The given figure shows a pentagon $ABCDE$. $EG$, drawn parallel to $DA$, meets $BA$ produced at $G$, and $CF$, drawn parallel to $DB$, meets $AB$ produced at $F$. Show that: $\text{ar}(\text{pentagon ABCDE})=\text{ar}(\triangle\text{DGF}).$

Answer

Given: $ABCDE$ is a pentagon $EG$, drawn parallel to $DA$, meets $BA$ produced at $G$ and $CF$, drawn parallel to $DB$, meets $AB$ produced at $F$$$.

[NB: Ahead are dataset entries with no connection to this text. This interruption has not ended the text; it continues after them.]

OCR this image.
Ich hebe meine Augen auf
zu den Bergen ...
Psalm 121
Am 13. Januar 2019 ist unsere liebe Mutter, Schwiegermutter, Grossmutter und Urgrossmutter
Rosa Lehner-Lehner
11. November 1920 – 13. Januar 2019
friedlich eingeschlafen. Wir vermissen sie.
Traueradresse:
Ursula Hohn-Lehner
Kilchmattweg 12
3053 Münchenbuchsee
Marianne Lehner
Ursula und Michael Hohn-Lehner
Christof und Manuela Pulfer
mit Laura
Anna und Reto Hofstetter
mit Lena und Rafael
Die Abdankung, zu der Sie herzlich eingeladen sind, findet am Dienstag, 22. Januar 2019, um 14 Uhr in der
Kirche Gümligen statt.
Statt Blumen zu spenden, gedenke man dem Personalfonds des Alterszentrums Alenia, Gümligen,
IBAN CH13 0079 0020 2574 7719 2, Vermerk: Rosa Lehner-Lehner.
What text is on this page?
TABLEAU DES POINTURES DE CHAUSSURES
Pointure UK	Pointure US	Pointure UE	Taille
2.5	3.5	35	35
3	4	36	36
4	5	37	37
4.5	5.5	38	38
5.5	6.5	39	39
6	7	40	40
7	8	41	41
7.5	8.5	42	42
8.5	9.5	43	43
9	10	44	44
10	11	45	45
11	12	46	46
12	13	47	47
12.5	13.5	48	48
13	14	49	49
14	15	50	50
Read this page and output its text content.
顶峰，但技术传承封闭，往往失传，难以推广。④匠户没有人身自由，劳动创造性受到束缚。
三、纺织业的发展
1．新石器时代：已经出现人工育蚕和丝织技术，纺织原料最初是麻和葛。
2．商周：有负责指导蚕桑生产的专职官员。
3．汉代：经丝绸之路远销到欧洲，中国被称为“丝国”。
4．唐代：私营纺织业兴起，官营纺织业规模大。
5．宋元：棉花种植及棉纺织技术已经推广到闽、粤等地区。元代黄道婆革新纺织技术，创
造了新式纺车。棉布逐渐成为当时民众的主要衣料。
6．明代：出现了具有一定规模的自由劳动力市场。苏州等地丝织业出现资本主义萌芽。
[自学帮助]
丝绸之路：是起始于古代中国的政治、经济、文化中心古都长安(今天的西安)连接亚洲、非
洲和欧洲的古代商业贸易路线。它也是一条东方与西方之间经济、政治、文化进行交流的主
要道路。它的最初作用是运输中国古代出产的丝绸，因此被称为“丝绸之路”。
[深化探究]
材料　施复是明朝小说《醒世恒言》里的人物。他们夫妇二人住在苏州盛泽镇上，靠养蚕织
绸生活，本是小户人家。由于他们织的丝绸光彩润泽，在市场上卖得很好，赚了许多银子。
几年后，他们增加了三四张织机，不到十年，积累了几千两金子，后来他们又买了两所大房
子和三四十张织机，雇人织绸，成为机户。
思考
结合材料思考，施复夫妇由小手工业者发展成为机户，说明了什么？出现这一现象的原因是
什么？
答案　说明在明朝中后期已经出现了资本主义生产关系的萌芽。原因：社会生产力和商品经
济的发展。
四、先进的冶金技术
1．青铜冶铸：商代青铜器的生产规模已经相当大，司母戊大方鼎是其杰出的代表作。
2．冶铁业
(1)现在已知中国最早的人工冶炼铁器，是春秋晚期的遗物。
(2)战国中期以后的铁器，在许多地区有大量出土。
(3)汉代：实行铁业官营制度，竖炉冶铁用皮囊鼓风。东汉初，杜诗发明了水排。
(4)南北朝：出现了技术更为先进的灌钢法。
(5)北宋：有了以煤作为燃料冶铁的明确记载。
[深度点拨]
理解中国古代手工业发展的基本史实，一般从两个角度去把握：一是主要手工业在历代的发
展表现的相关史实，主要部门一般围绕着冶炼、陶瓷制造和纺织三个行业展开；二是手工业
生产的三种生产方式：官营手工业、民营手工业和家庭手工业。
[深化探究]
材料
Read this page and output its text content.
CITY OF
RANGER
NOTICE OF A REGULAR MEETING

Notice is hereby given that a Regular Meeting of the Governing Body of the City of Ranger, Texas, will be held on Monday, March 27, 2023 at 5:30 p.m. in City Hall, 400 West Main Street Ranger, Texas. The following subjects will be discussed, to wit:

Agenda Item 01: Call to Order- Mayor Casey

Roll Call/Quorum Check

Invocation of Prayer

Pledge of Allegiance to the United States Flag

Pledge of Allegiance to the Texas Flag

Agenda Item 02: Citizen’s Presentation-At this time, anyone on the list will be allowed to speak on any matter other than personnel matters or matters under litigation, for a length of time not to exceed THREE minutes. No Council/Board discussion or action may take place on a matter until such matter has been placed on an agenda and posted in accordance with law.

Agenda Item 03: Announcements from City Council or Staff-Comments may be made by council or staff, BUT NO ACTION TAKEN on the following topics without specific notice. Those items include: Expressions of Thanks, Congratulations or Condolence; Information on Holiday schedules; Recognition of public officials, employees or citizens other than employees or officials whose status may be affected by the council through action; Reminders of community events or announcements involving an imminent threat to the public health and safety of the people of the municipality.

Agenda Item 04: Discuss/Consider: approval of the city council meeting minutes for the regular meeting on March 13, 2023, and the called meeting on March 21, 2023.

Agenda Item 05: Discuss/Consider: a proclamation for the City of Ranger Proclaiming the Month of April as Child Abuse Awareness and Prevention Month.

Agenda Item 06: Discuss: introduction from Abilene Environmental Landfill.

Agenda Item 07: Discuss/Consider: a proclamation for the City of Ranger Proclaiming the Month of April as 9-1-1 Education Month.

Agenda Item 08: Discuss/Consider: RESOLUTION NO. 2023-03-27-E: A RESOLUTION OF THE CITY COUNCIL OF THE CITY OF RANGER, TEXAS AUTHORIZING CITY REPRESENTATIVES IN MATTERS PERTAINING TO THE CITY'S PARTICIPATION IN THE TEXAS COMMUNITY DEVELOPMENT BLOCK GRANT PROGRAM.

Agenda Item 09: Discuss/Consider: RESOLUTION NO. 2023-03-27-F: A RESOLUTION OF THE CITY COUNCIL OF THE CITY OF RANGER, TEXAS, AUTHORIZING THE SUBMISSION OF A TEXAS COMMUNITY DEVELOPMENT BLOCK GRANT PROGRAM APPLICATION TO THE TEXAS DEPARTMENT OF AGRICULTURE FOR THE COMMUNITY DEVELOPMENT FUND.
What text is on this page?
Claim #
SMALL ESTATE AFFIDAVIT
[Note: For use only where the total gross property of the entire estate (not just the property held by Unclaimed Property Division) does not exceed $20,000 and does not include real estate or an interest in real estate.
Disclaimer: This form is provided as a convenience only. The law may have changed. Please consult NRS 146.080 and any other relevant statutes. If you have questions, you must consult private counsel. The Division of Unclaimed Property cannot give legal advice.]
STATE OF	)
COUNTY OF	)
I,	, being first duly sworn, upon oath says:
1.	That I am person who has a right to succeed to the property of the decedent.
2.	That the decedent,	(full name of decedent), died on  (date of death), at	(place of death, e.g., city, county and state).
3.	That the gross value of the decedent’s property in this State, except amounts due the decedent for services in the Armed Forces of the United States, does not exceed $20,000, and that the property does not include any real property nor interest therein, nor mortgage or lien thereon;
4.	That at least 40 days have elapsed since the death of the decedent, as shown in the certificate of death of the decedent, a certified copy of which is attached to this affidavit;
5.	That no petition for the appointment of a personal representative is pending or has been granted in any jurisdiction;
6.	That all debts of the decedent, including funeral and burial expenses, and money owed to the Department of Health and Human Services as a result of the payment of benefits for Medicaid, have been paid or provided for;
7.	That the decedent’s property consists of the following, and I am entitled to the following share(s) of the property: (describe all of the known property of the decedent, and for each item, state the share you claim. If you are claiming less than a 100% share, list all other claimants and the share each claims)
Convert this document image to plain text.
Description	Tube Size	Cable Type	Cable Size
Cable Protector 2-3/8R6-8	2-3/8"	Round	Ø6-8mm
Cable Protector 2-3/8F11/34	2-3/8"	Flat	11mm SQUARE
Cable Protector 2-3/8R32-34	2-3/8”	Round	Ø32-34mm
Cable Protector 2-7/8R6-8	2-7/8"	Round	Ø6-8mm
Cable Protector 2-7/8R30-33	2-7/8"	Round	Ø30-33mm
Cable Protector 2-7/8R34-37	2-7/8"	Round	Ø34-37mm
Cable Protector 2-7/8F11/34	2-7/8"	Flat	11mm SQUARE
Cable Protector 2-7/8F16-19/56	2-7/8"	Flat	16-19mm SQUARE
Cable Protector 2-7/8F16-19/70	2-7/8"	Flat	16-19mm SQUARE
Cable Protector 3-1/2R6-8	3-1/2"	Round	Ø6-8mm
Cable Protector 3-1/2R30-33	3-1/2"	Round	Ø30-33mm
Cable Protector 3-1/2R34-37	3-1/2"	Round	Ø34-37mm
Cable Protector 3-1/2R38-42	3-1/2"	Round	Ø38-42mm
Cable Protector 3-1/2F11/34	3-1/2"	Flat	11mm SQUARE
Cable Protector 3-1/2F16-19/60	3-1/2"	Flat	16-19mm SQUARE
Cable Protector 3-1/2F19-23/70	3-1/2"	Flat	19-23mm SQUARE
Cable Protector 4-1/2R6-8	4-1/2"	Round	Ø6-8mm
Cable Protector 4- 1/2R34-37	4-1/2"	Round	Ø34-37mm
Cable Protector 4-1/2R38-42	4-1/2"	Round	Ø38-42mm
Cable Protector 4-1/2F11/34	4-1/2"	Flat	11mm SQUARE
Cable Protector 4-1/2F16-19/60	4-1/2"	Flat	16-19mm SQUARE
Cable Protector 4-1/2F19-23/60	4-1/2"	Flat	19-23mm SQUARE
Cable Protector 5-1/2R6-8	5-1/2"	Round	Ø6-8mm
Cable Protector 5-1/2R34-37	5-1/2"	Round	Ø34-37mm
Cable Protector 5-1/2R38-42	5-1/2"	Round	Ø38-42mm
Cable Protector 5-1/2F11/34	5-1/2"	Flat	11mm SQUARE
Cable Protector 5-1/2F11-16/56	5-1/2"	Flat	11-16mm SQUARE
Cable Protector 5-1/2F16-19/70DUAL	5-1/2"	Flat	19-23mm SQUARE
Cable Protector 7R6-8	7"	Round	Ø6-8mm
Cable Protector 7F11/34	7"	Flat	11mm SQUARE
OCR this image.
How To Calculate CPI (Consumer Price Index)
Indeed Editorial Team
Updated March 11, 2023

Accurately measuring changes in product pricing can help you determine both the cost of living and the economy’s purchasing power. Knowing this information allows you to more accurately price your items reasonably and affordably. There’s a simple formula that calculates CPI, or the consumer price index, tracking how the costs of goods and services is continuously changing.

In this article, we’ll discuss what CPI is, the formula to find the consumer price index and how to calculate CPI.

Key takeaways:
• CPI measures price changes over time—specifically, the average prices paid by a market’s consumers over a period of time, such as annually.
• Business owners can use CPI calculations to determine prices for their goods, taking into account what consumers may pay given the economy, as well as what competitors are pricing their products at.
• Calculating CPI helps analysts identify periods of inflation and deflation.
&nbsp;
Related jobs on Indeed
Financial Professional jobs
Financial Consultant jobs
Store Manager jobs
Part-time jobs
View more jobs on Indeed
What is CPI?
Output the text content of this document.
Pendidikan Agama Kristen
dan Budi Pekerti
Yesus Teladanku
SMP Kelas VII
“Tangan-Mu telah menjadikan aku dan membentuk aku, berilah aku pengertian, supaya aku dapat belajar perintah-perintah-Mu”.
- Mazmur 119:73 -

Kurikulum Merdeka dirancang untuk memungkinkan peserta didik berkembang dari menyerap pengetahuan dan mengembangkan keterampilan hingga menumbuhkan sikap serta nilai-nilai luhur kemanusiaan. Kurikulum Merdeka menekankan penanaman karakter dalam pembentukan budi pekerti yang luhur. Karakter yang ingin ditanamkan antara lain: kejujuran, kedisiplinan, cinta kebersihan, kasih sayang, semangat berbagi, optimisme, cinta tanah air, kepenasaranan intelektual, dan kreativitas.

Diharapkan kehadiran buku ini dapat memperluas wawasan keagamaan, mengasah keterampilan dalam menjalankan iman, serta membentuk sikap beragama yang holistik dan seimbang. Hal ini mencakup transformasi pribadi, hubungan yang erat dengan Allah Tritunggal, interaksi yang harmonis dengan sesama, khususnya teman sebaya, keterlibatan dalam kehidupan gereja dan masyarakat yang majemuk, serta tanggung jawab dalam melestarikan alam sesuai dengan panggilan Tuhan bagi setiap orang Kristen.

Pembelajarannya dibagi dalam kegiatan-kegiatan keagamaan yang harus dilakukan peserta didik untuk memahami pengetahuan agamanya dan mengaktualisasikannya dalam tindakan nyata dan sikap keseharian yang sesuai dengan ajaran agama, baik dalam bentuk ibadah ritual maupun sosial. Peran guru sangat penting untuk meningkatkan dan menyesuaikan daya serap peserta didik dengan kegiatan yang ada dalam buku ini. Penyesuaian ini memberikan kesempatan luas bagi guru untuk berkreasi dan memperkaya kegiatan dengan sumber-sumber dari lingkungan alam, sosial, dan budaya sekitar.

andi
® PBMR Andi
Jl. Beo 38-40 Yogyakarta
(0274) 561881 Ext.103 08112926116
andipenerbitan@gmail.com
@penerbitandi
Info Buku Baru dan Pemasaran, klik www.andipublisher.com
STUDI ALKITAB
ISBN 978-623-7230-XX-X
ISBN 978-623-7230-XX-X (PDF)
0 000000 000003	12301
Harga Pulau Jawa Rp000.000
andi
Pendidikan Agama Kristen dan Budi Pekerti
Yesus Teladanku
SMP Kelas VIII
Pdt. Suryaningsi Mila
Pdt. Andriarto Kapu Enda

To prove: $\text{ar}(\text{pentagon ABCDE})=\text{ar}(\triangle\text{DGF}).$
Proof: Triangles on the same base and between the same parallels are equal in area.
Since $\triangle\text{DGA}$ and $\triangle\text{AED}$ have same base $AD$ and lie between parallels lines $AD$ and $EG$.
$\therefore\ \text{ar}(\triangle\text{DGA})=\text{ar}(\triangle\text{AED})\dots(1)$
Similarly, $\triangle\text{DBC}$ and $\triangle\text{BFD}$ have same base $DB$ and lie between parallels lines $BD$ and $CF$.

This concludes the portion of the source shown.